Era «il periodo più aspro del servaggio», un sistema che permeava non solo il rapporto padroni-servi, ma anche «tutte le forme di convivenza, trascinando tutti i ceti nei gorghi d'un avvilente dispotismo, alla mercé di qualsiasi espediente furbesco, nel terrore d'essere schiacciati in qualunque momento». Anni dopo i nobili chiamano l'abolizione della servitù (avvenuta nel 1861) «la catastrofe», come in un Via col vento povero e senza passione.
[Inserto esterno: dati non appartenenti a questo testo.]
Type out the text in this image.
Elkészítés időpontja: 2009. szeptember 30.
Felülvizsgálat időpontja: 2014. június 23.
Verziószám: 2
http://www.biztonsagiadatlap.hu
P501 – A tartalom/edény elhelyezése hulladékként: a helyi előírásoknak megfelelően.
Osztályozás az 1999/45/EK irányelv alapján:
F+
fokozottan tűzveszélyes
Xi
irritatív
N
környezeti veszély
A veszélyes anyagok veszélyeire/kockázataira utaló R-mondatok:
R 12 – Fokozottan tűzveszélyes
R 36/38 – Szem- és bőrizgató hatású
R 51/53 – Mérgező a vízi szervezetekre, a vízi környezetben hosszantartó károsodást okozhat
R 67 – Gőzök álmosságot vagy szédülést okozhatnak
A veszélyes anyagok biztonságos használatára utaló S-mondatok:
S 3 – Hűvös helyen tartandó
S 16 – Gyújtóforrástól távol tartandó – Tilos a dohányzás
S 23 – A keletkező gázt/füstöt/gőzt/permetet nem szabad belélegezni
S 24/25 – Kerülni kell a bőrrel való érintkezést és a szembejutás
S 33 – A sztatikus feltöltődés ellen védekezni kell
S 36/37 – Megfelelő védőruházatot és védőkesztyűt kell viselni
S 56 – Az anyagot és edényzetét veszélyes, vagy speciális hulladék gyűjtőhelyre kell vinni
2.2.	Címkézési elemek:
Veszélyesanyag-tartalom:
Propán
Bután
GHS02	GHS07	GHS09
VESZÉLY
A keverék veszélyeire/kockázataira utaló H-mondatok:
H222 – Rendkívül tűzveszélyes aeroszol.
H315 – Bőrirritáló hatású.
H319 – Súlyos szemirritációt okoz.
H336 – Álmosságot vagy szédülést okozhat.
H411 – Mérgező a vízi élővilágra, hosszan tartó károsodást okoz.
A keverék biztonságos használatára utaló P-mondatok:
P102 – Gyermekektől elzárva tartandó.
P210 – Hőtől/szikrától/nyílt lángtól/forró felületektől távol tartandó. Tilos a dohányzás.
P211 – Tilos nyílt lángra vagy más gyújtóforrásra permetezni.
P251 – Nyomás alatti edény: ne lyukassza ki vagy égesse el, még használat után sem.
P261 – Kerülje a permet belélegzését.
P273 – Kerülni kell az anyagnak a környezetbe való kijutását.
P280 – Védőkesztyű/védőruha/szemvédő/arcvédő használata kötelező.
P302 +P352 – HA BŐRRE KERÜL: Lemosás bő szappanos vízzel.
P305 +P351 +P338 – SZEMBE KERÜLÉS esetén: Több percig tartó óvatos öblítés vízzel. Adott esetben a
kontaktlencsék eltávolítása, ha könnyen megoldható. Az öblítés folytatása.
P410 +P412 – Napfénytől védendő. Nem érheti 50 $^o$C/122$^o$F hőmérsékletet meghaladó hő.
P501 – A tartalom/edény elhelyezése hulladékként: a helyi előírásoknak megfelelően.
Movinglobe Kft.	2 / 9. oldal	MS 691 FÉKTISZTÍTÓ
Anche i rapporti all'interno del ceto nobiliare, infatti, tra ignoranza, servilismo e prevaricazione sono verticali: i bambini maltrattati, i giovani repressi, le mogli (o i mariti) vessati, in una sorta di «nonnismo» dove chiunque ha un briciolo di potere ne abusa per accettare come dovuto l'abuso dei superiori. Un Paese enormemente ricco che finisce nell'incuria e nella miseria, dove la
crudeltà dei rapporti umani impedisce qualunque sviluppo e l'atteggiamento preferito e più ricercato dal potere è quello dello spavento permanente.
Forse per questo Scedrin all'epoea sovietica veniva relegato a classico «minore», nonostante Lenin adorasse citarlo (mentre Marx, che lo leggeva in russo, lo bocciava come «poco positivo»). Poche lezioni al liceo, onori come le opere complete, il suo nome dato a biblioteche e teatri, tutti i gadget del Pantheon dei grandi, ma elargiti con prudenza a un autore che resta di stridente
attualità nel descrivere eterni mali russi che si erano riprodotti sotto il sole dell'avvenire, e continuano a fiorire rigogliosamente anche 150 anni l'abolizione della servitù.